The feedback between biology and climate is inescapable, and requires investigation of both biological innovation and environmental change over Earth history. Ros’ distinctive approach is to read geological history from signals of adaptation within genes of modern organisms, which play out in the evolving affinity and kinetics of the expressed enzymes, or isotopic signals of adaptation that leave a footprint in fossils and biomolecules. Ros has authored over 100 papers and co-authored a book “Evolution’s Destiny: Co-evolving chemistry of the environment and life”.

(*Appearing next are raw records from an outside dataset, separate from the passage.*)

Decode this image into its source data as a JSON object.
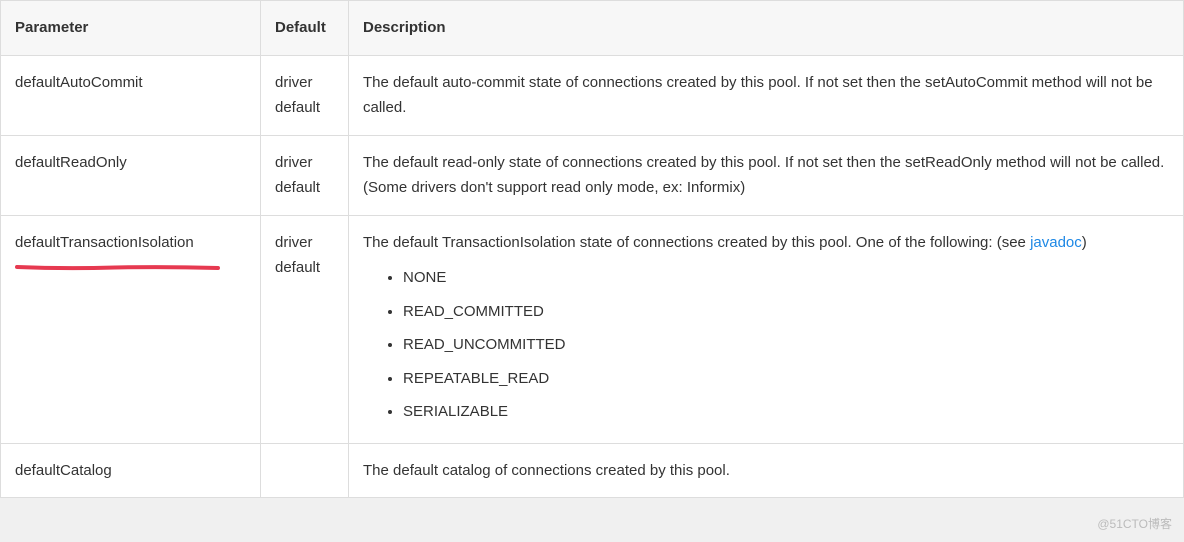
{
  "headers": {
    "parameter": "Parameter",
    "default": "Default",
    "description": "Description"
  },
  "rows": [
    {
      "parameter": "defaultAutoCommit",
      "default": "driver default",
      "description": "The default auto-commit state of connections created by this pool. If not set then the setAutoCommit method will not be called."
    },
    {
      "parameter": "defaultReadOnly",
      "default": "driver default",
      "description": "The default read-only state of connections created by this pool. If not set then the setReadOnly method will not be called. (Some drivers don't support read only mode, ex: Informix)"
    },
    {
      "parameter": "defaultTransactionIsolation",
      "default": "driver default",
      "description_prefix": "The default TransactionIsolation state of connections created by this pool. One of the following: (see ",
      "description_link": "javadoc",
      "description_suffix": ")",
      "list": [
        "NONE",
        "READ_COMMITTED",
        "READ_UNCOMMITTED",
        "REPEATABLE_READ",
        "SERIALIZABLE"
      ]
    },
    {
      "parameter": "defaultCatalog",
      "default": "",
      "description": "The default catalog of connections created by this pool."
    }
  ],
  "watermark": "@51CTO博客"
}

Ros has just taken up the role of Chair of Geology, Department of Earth Sciences, University of Oxford, having been Professor of Biogeochemistry since 2002, on the dark side (of blue!) as well as mum to two boys. She received her PhD with Harry Elderfield from Cambridge University in 1995 and studied at Harvard for her post-doc with Dan Schrag.

In 2008 Ros received the European Geosciences Union’s Outstanding Young Scientist award, in 2010 the American Geophysical Union’s James B. Macelwane Award for significant contributions to the geophysical sciences by an outstanding young scientist and most recently, in 2016, the Lyell Award of the Geological Society of London. She currently holds a Wolfson Research Merit Award from the Royal Society.